Nie mniej jednak rozwazamy rozwiazania wymyslone przeze mnie a nie systemowe producentow, i gdybym mial to w jaki kolwiek sposob stosowac na wieksza skale - nie dalbym wytycznych aby robic to z masy sztywnej (1k) 

Patrzac na to co systemowe - np Carbonit lub SockellFlex vs warstwa szlamowa i tak juz jest prawie o polowe taniej - wiec  dalsze szukanie oszczednosci moze zakonczyc sie kuku  :smile: 

Jeszcze zobaczylem ten SockelFlex - martwa pozycja w Caparol i dokumentacja tylko po niemiecku  :smile:  ale kilka szt jest w PL. 
SockelFlex 18kg, cennik 715,50/18kg 
czyli rozsadna cena sprzedazy: okolo 560netto/18kg 
zuzycie tez 4,5kg bo to w siatce trzeba zatapiac...  ale: miesza sie z cementem 1-ka w proporcji 1:1 
czyli: worek cementu I - 10 + 560 = 570zl netto i mamy 36kg. 
570/36 = 15,83 * 4,5kg = 71,30netto/m2 
drozej niz carbonit :/ 
no i juz wiemy dlaczego martwa pozycja  :smile:

----------


## tabi88

Moim zdaniem elastyczność szlamu jest tu raczej niepotrzebna.
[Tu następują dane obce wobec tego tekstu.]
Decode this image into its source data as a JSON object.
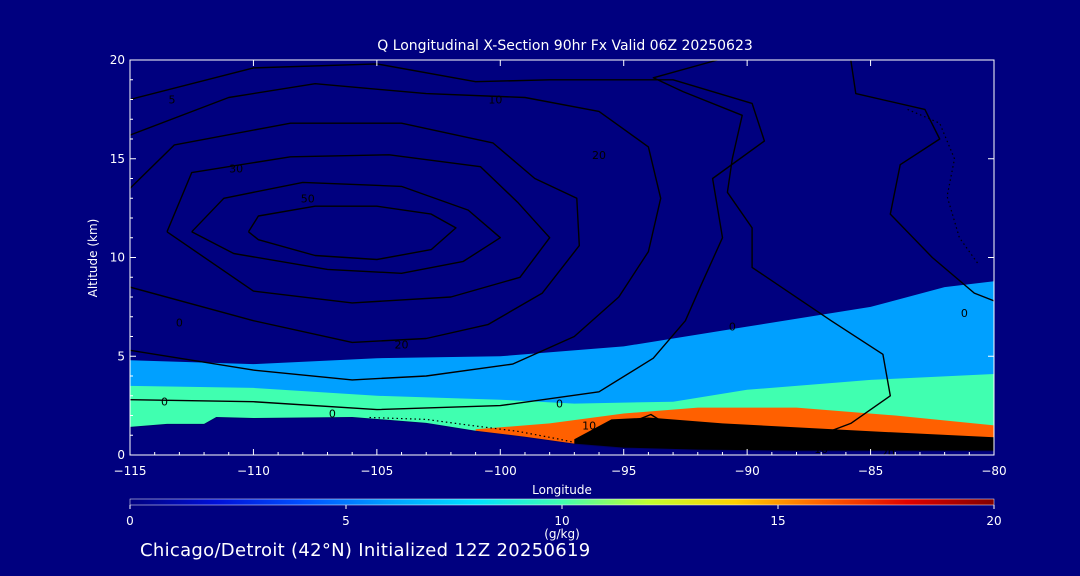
{
  "chart_data": {
    "type": "area",
    "title": "Q Longitudinal X-Section 90hr  Fx Valid 06Z 20250623",
    "xlabel": "Longitude",
    "ylabel": "Altitude (km)",
    "xlim": [
      -115,
      -80
    ],
    "ylim": [
      0,
      20
    ],
    "x_ticks": [
      -115,
      -110,
      -105,
      -100,
      -95,
      -90,
      -85,
      -80
    ],
    "y_ticks": [
      0,
      5,
      10,
      15,
      20
    ],
    "x_tick_labels": [
      "−115",
      "−110",
      "−105",
      "−100",
      "−95",
      "−90",
      "−85",
      "−80"
    ],
    "y_tick_labels": [
      "0",
      "5",
      "10",
      "15",
      "20"
    ],
    "filled_field": {
      "name": "Specific humidity",
      "units": "(g/kg)",
      "colorbar_range": [
        0,
        20
      ],
      "colorbar_ticks": [
        0,
        5,
        10,
        15,
        20
      ],
      "colorbar_tick_labels": [
        "0",
        "5",
        "10",
        "15",
        "20"
      ],
      "colors": [
        "#00007f",
        "#0010d8",
        "#0050ff",
        "#00a0ff",
        "#00e0ff",
        "#40ffb0",
        "#c0ff30",
        "#ffd000",
        "#ff6000",
        "#e00000",
        "#800000"
      ],
      "regions": [
        {
          "level": 3,
          "polygon": [
            [
              -115,
              0.5
            ],
            [
              -115,
              4.8
            ],
            [
              -110,
              4.6
            ],
            [
              -105,
              4.9
            ],
            [
              -100,
              5.0
            ],
            [
              -95,
              5.5
            ],
            [
              -90,
              6.5
            ],
            [
              -85,
              7.5
            ],
            [
              -82,
              8.5
            ],
            [
              -80,
              8.8
            ],
            [
              -80,
              0.5
            ]
          ]
        },
        {
          "level": 5,
          "polygon": [
            [
              -115,
              0.5
            ],
            [
              -115,
              3.5
            ],
            [
              -110,
              3.4
            ],
            [
              -105,
              3.0
            ],
            [
              -100,
              2.8
            ],
            [
              -97,
              2.6
            ],
            [
              -93,
              2.7
            ],
            [
              -90,
              3.3
            ],
            [
              -85,
              3.8
            ],
            [
              -80,
              4.1
            ],
            [
              -80,
              0.5
            ]
          ]
        },
        {
          "level": 8,
          "polygon": [
            [
              -101,
              1.3
            ],
            [
              -98,
              1.6
            ],
            [
              -95,
              2.1
            ],
            [
              -92,
              2.4
            ],
            [
              -88,
              2.4
            ],
            [
              -84,
              2.0
            ],
            [
              -80,
              1.5
            ],
            [
              -80,
              0.3
            ],
            [
              -101,
              0.3
            ]
          ]
        },
        {
          "level": 11,
          "polygon": [
            [
              -97,
              0.8
            ],
            [
              -95.5,
              1.8
            ],
            [
              -94,
              1.9
            ],
            [
              -91,
              1.6
            ],
            [
              -85,
              1.2
            ],
            [
              -80,
              0.9
            ],
            [
              -80,
              0.2
            ],
            [
              -97,
              0.2
            ]
          ]
        },
        {
          "level": 14,
          "polygon": [
            [
              -95.8,
              0.7
            ],
            [
              -95,
              1.5
            ],
            [
              -93.5,
              1.6
            ],
            [
              -90,
              1.4
            ],
            [
              -86,
              1.0
            ],
            [
              -82,
              0.7
            ],
            [
              -80,
              0.5
            ],
            [
              -80,
              0.1
            ],
            [
              -95.8,
              0.1
            ]
          ]
        },
        {
          "level": 17,
          "polygon": [
            [
              -92,
              0.4
            ],
            [
              -90,
              0.9
            ],
            [
              -87,
              0.9
            ],
            [
              -84,
              0.6
            ],
            [
              -82,
              0.4
            ],
            [
              -82,
              0.1
            ],
            [
              -92,
              0.1
            ]
          ]
        }
      ]
    },
    "terrain": [
      [
        -115,
        1.4
      ],
      [
        -113.5,
        1.55
      ],
      [
        -112,
        1.55
      ],
      [
        -111.5,
        1.9
      ],
      [
        -110,
        1.85
      ],
      [
        -106,
        1.9
      ],
      [
        -103,
        1.6
      ],
      [
        -101,
        1.2
      ],
      [
        -99,
        0.9
      ],
      [
        -97,
        0.55
      ],
      [
        -95,
        0.35
      ],
      [
        -92,
        0.25
      ],
      [
        -88,
        0.2
      ],
      [
        -84,
        0.2
      ],
      [
        -80,
        0.2
      ]
    ],
    "contour_lines": [
      {
        "label": "50",
        "level": 50,
        "points": [
          [
            -110.2,
            11.3
          ],
          [
            -109.8,
            12.1
          ],
          [
            -107.5,
            12.6
          ],
          [
            -105,
            12.6
          ],
          [
            -102.8,
            12.2
          ],
          [
            -101.8,
            11.5
          ],
          [
            -102.8,
            10.4
          ],
          [
            -105,
            9.9
          ],
          [
            -107.5,
            10.1
          ],
          [
            -109.8,
            10.9
          ],
          [
            -110.2,
            11.3
          ]
        ]
      },
      {
        "label": "40",
        "level": 40,
        "points": [
          [
            -112.5,
            11.3
          ],
          [
            -111.2,
            13.0
          ],
          [
            -108,
            13.8
          ],
          [
            -104,
            13.6
          ],
          [
            -101.3,
            12.4
          ],
          [
            -100,
            11.0
          ],
          [
            -101.5,
            9.8
          ],
          [
            -104,
            9.2
          ],
          [
            -107,
            9.4
          ],
          [
            -110.8,
            10.2
          ],
          [
            -112.5,
            11.3
          ]
        ]
      },
      {
        "label": "30",
        "level": 30,
        "points": [
          [
            -113.5,
            11.3
          ],
          [
            -112.5,
            14.3
          ],
          [
            -108.5,
            15.1
          ],
          [
            -104.5,
            15.2
          ],
          [
            -100.8,
            14.6
          ],
          [
            -99.3,
            12.8
          ],
          [
            -98,
            11.0
          ],
          [
            -99.2,
            9.0
          ],
          [
            -102,
            8.0
          ],
          [
            -106,
            7.7
          ],
          [
            -110,
            8.3
          ],
          [
            -113.5,
            11.3
          ]
        ]
      },
      {
        "label": "20",
        "level": 20,
        "points": [
          [
            -115,
            13.5
          ],
          [
            -113.2,
            15.7
          ],
          [
            -108.5,
            16.8
          ],
          [
            -104,
            16.8
          ],
          [
            -100.3,
            15.8
          ],
          [
            -98.6,
            14.0
          ],
          [
            -96.9,
            13.0
          ],
          [
            -96.8,
            10.6
          ],
          [
            -98.3,
            8.2
          ],
          [
            -100.5,
            6.6
          ],
          [
            -103,
            5.9
          ],
          [
            -106,
            5.7
          ],
          [
            -110,
            6.8
          ],
          [
            -115,
            8.5
          ]
        ]
      },
      {
        "label": "10",
        "level": 10,
        "points": [
          [
            -115,
            16.2
          ],
          [
            -111,
            18.1
          ],
          [
            -107.5,
            18.8
          ],
          [
            -103,
            18.3
          ],
          [
            -99,
            18.1
          ],
          [
            -96,
            17.4
          ],
          [
            -94,
            15.6
          ],
          [
            -93.5,
            13.0
          ],
          [
            -94,
            10.3
          ],
          [
            -95.2,
            8.0
          ],
          [
            -97,
            6.0
          ],
          [
            -99.5,
            4.6
          ],
          [
            -103,
            4.0
          ],
          [
            -106,
            3.8
          ],
          [
            -110,
            4.3
          ],
          [
            -115,
            5.3
          ]
        ]
      },
      {
        "label": "5",
        "level": 5,
        "points": [
          [
            -115,
            18.0
          ],
          [
            -110,
            19.6
          ],
          [
            -105,
            19.8
          ],
          [
            -101,
            18.9
          ],
          [
            -98,
            19.0
          ],
          [
            -93,
            19.0
          ],
          [
            -89.8,
            17.8
          ],
          [
            -89.3,
            15.9
          ],
          [
            -91.4,
            14.0
          ],
          [
            -91,
            11.0
          ],
          [
            -91.9,
            8.5
          ],
          [
            -92.5,
            6.8
          ],
          [
            -93.8,
            4.9
          ],
          [
            -96,
            3.2
          ],
          [
            -100,
            2.5
          ],
          [
            -105,
            2.3
          ],
          [
            -110,
            2.7
          ],
          [
            -115,
            2.8
          ]
        ]
      },
      {
        "label": "0",
        "level": 0,
        "points": [
          [
            -91.2,
            20.0
          ],
          [
            -93.8,
            19.1
          ],
          [
            -92.6,
            18.4
          ],
          [
            -90.2,
            17.2
          ],
          [
            -90.6,
            15.0
          ],
          [
            -90.8,
            13.3
          ],
          [
            -89.8,
            11.5
          ],
          [
            -89.8,
            9.5
          ],
          [
            -88.5,
            8.4
          ],
          [
            -86.6,
            6.8
          ],
          [
            -84.5,
            5.1
          ],
          [
            -84.2,
            3.0
          ],
          [
            -85.8,
            1.6
          ],
          [
            -87.5,
            0.8
          ]
        ]
      },
      {
        "label": "",
        "level": 0,
        "points": [
          [
            -85.8,
            20.0
          ],
          [
            -85.6,
            18.3
          ],
          [
            -82.8,
            17.5
          ],
          [
            -82.2,
            16.0
          ],
          [
            -83.8,
            14.7
          ],
          [
            -84.2,
            12.2
          ],
          [
            -82.5,
            10.0
          ],
          [
            -80.8,
            8.2
          ],
          [
            -80,
            7.8
          ]
        ]
      },
      {
        "label": "10",
        "level": 10,
        "points": [
          [
            -93.8,
            0.4
          ],
          [
            -93,
            0.9
          ],
          [
            -91,
            1.15
          ],
          [
            -88,
            1.2
          ],
          [
            -85,
            0.95
          ],
          [
            -82,
            0.75
          ],
          [
            -80,
            0.6
          ]
        ]
      },
      {
        "label": "20",
        "level": 20,
        "points": [
          [
            -93.5,
            0.3
          ],
          [
            -92.5,
            0.65
          ],
          [
            -89,
            0.8
          ],
          [
            -86,
            0.6
          ],
          [
            -83,
            0.35
          ],
          [
            -81,
            0.25
          ]
        ]
      },
      {
        "label": "",
        "level": 10,
        "points": [
          [
            -95,
            0.5
          ],
          [
            -94.8,
            1.6
          ],
          [
            -93.9,
            2.05
          ],
          [
            -93.2,
            1.5
          ],
          [
            -93.3,
            0.5
          ]
        ]
      }
    ],
    "dotted_contours": [
      {
        "label": "0",
        "points": [
          [
            -105.3,
            1.9
          ],
          [
            -103,
            1.8
          ],
          [
            -101.2,
            1.5
          ],
          [
            -99.3,
            1.2
          ],
          [
            -97.6,
            0.8
          ],
          [
            -96.5,
            0.5
          ]
        ]
      },
      {
        "label": "",
        "points": [
          [
            -83.5,
            17.5
          ],
          [
            -82.2,
            16.8
          ],
          [
            -81.6,
            15.0
          ],
          [
            -81.9,
            13.1
          ],
          [
            -81.4,
            11.0
          ],
          [
            -80.6,
            9.6
          ]
        ]
      }
    ],
    "contour_labels": [
      {
        "text": "5",
        "x": -113.3,
        "y": 18.0
      },
      {
        "text": "10",
        "x": -100.2,
        "y": 18.0
      },
      {
        "text": "20",
        "x": -96.0,
        "y": 15.2
      },
      {
        "text": "30",
        "x": -110.7,
        "y": 14.5
      },
      {
        "text": "50",
        "x": -107.8,
        "y": 13.0
      },
      {
        "text": "0",
        "x": -113.0,
        "y": 6.7
      },
      {
        "text": "20",
        "x": -104.0,
        "y": 5.6
      },
      {
        "text": "0",
        "x": -90.6,
        "y": 6.5
      },
      {
        "text": "0",
        "x": -113.6,
        "y": 2.7
      },
      {
        "text": "0",
        "x": -106.8,
        "y": 2.1
      },
      {
        "text": "0",
        "x": -97.6,
        "y": 2.6
      },
      {
        "text": "10",
        "x": -96.4,
        "y": 1.5
      },
      {
        "text": "10",
        "x": -87.0,
        "y": 0.3
      },
      {
        "text": "20",
        "x": -84.3,
        "y": 0.1
      },
      {
        "text": "0",
        "x": -81.2,
        "y": 7.2
      }
    ],
    "colorbar_label": "(g/kg)"
  },
  "caption": "Chicago/Detroit (42°N) Initialized 12Z 20250619",
  "colors": {
    "background": "#00007f",
    "text": "#ffffff",
    "contour": "#000000"
  }
}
Co z tego, że szlam 2k będzie elastyczny jak przykryjemy go nieelastyczną strukturą / płytkami czy co tam ma być. Bardziej chodzi o to, żeby zlikwidować "chłonność" materiału związaną z podsiąkiem kapilarnym i namakaniem gruntu przy opasce i związane z tym "odparzenia". Tyle dywagacji  :wink:  praktykę sprawdzę dopiero w przyszłości ale dla the_anonim'a to już za późno.

----------


## the_anonim

*tabi88*, *fighter1983* dzięki za merytoryczne wpisy, na pewno skorzystam z któregoś rozwiązania, ale muszę wgryźć się w temat. Zostawię to na sam koniec jak już będę miał gotowe wszystko.

Info z placu zabaw: idę do przodu ale jakoś tempo zwolniło męczę się na tej ścianie szczytowej. Dach jest bez okapu i wszystko musi leżeć idealnie więc trzeba ściągnąć wiatrownice  przyciąć(przytrzeć) Pir itp. no i dużo czasu zeszło mi z tymi moimi boniami. Niby nic a czas leci a efekty marne, ale nie jest źle pogoda idealna do tej roboty (brak słońca, temp. ~15*C) klej bardzo wolno schnie więc można się bawić do woli.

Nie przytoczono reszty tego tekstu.